ベンゾジアゼピン系薬:ジアゼパム(商品名:セルシン、ホリゾン)

ベンゾジアゼピン系薬:ジアゼパム(商品名:セルシン、ホリゾン)

 

単なる不安ではなく、呼吸困難に陥るほど強烈な不安に襲われることがあります。これら不安や緊張は脳の異常によって起こる病気であり、治療が必要になります。

 

 

そこで、不安・緊張状態を和らげる薬としてジアゼパム(商品名:セルシン、ホリゾン)が使用されます。

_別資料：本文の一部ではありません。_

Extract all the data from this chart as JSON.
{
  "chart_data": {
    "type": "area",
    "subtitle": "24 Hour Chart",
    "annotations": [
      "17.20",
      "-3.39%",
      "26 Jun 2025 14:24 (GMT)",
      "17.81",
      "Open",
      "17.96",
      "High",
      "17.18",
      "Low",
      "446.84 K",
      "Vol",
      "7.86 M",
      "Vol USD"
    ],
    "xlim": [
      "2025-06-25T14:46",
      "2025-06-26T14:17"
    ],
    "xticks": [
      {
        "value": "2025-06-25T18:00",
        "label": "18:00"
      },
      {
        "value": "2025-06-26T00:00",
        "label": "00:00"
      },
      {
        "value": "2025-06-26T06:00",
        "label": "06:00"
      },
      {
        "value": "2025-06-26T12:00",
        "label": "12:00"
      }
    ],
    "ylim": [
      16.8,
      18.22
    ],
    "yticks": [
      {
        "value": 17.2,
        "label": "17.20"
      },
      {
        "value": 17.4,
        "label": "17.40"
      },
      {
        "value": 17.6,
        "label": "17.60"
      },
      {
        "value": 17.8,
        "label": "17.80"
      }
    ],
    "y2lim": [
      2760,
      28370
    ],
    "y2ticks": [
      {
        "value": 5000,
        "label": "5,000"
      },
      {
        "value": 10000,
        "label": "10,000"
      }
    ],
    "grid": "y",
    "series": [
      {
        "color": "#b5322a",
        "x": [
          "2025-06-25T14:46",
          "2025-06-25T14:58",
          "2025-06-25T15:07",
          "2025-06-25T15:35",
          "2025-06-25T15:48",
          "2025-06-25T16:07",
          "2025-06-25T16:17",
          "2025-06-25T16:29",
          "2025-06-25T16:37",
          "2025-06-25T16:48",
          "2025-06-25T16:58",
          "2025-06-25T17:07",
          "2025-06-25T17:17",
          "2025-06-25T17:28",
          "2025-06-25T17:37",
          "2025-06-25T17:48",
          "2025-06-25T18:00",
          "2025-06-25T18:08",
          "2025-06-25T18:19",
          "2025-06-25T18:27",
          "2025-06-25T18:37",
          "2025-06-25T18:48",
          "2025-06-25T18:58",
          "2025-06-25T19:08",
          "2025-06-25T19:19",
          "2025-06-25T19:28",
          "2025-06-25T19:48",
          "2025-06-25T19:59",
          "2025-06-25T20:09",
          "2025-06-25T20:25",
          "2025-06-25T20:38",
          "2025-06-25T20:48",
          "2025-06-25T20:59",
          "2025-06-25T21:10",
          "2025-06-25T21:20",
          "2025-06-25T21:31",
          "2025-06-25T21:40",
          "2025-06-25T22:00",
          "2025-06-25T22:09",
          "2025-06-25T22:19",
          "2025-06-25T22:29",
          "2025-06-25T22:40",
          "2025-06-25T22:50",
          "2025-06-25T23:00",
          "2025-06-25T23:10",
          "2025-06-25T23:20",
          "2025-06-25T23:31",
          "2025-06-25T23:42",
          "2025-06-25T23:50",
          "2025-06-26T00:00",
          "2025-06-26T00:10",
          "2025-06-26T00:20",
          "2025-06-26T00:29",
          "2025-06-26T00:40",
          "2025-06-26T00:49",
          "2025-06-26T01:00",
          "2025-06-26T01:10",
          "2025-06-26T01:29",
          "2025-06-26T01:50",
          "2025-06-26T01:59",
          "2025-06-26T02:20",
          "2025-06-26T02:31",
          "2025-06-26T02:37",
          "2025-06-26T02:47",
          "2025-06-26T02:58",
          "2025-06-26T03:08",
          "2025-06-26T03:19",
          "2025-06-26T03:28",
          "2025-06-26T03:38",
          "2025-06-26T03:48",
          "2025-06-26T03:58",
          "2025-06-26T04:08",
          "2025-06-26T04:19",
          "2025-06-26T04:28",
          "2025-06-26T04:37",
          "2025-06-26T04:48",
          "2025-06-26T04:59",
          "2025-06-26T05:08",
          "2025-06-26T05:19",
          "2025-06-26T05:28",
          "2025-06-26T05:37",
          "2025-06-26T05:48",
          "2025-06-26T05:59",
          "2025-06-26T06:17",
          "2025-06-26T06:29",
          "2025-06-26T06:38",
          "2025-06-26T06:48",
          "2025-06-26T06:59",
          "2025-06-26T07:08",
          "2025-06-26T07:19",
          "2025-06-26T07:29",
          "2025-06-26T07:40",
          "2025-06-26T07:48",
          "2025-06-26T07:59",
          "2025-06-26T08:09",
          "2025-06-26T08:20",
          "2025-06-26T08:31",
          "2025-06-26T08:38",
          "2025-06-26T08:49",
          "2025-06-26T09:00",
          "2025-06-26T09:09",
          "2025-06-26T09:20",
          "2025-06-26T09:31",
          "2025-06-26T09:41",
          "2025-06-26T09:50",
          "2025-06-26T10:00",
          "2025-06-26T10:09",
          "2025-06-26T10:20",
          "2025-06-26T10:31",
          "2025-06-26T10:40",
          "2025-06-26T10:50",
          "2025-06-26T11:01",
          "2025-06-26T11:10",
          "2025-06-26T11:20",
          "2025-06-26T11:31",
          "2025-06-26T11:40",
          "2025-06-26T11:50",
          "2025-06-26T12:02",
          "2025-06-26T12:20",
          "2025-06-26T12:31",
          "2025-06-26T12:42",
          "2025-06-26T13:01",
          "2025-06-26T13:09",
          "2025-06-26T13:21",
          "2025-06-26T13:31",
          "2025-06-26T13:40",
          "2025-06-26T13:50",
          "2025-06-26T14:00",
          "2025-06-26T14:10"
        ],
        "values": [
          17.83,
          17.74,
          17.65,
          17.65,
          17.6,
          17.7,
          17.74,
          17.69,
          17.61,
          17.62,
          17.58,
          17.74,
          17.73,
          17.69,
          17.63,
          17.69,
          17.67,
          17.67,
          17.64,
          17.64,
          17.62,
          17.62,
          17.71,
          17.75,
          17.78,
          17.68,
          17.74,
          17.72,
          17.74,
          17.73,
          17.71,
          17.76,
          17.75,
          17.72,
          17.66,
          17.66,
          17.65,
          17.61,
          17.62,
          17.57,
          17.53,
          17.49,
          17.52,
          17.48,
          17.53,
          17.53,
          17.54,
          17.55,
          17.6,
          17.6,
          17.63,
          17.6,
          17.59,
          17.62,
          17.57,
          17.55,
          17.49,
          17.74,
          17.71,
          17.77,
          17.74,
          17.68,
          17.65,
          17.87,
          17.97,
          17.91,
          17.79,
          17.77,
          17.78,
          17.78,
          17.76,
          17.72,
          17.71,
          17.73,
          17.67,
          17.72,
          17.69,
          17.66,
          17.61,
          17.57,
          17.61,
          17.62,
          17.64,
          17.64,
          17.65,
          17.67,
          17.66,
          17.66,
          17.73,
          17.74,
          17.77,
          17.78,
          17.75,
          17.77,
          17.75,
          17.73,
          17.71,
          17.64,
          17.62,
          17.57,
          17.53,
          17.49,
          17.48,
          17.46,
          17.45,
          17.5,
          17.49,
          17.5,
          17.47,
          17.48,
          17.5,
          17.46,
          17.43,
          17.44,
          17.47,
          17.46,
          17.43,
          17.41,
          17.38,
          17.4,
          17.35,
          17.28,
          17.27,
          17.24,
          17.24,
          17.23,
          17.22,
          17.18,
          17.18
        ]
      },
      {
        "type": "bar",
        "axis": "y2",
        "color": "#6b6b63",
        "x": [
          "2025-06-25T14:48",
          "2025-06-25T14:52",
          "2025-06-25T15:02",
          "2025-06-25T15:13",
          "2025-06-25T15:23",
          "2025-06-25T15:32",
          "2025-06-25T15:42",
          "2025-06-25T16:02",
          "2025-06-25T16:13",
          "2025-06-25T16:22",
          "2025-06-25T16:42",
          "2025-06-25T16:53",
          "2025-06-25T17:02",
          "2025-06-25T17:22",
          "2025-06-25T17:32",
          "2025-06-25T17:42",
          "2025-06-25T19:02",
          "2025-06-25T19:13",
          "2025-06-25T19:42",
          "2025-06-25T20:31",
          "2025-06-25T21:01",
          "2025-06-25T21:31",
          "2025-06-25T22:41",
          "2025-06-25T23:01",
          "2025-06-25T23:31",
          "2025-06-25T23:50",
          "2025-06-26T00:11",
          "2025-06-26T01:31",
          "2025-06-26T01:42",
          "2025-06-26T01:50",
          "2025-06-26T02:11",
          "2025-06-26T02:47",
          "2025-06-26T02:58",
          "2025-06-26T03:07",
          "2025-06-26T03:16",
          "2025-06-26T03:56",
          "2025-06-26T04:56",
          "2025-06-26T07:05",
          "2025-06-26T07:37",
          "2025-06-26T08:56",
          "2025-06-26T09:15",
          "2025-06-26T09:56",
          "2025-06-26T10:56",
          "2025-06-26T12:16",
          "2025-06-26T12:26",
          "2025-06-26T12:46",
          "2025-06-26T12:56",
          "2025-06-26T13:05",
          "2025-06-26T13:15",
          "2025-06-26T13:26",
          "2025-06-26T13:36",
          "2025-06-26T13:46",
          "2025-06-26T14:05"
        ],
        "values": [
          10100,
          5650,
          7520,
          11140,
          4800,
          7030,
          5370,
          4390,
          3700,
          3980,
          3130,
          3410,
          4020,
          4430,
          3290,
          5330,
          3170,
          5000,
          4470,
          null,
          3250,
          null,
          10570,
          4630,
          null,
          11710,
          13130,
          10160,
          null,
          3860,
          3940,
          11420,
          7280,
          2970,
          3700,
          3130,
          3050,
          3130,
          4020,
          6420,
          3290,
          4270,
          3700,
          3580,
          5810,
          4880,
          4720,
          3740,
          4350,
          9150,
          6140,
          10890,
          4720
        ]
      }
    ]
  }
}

ジアゼパムはベンゾジアゼピン系薬(BZ薬)と呼ばれる種類の薬になります。

 

 

不安症状を改善する薬を抗不安薬と呼びますが、ジアゼパムは不安を改善する作用以外にも、痙攣を抑える「抗けいれん薬」、筋肉の緊張を和らげる「筋弛緩薬」としても用いられます。

 

 

 ジアゼパム(商品名:セルシン、ホリゾン)の作用機序
正常な人にとって不安や緊張は必要となります。しかし、これらの感情が行き過ぎてしまうと日常生活に大きな支障が出てしまいます。

 

 

不安によって起こる病気を不安障害と呼びます。不安障害としては突然強い不安に襲われることで動悸や呼吸困難に陥る「パニック障害」やある特定の行為が気になって仕方がなくなる「強迫性障害」などが知られています。

 

 

これらの不安症状を取り除き、正常な生活を行うことができるようにします。

 

 

脳が過剰に不安や緊張を覚えてしまうために不安障害による症状が表れます。そこで、脳の機能を抑えて沈静化させてしまいます。すると、余計な不安を感じる必要がなくなり、結果として不安障害を改善させることができます。

 

 

夜眠っている間は脳機能が抑えられていますが、これは「脳を沈静化させる物質」としてCl−(クロロイオン)が放出されているために起こります。そこで、不安障害も同じようにCl−の放出を活発にさせ、脳を沈静化させることで症状を改善させます。

 

 

この時、Cl−の放出に関わっている受容体としてベンゾジアゼピン受容体があります。そのため、ベンゾジアゼピン受容体の刺激薬は脳の機能を抑えることで不安症状を改善する抗不安薬になります。

 

このように、ベンゾジアゼピン受容体を刺激することで不安症状を抑える薬がジアゼパム(商品名:セルシン、ホリゾン)です。

 

ジアゼパム(商品名:セルシン、ホリゾン)の特徴
不安障害以外にも、うつ病や神経症(ノイローゼ)などによって不安・緊張が表れてしまいます。ジアゼパム(商品名:セルシン、ホリゾン)はこれらの症状を改善する作用をもっています。

 

 

また、不安や緊張などのストレスにより、結果として体調が悪くなってしまうことがあります。これを心身症と呼び、ストレスによって表れる腰痛症、更年期障害などが心身症に該当します。これら心身症の治療にもジアゼパムが使用されます。

 

 

他にも、ジアゼパムは筋肉の緊張を和らげることで筋痙攣を抑える筋弛緩作用を有するなど、幅広い使われ方をする薬でもあります。

 

 

ただし、長期間に渡って大量に使用し続けることで薬物依存に陥り、急に投与をやめることによる離脱症状が表れてしまう場合もあることに注意しなければいけません。これらの副作用を避けるため、薬をやめる時は徐々に服用量を減らしていきます。

 

 

このような特徴により、抗不安薬や抗けいれん薬、筋弛緩剤として幅広く病気を治療する薬がジアゼパム(商品名:セルシン、ホリゾン)です。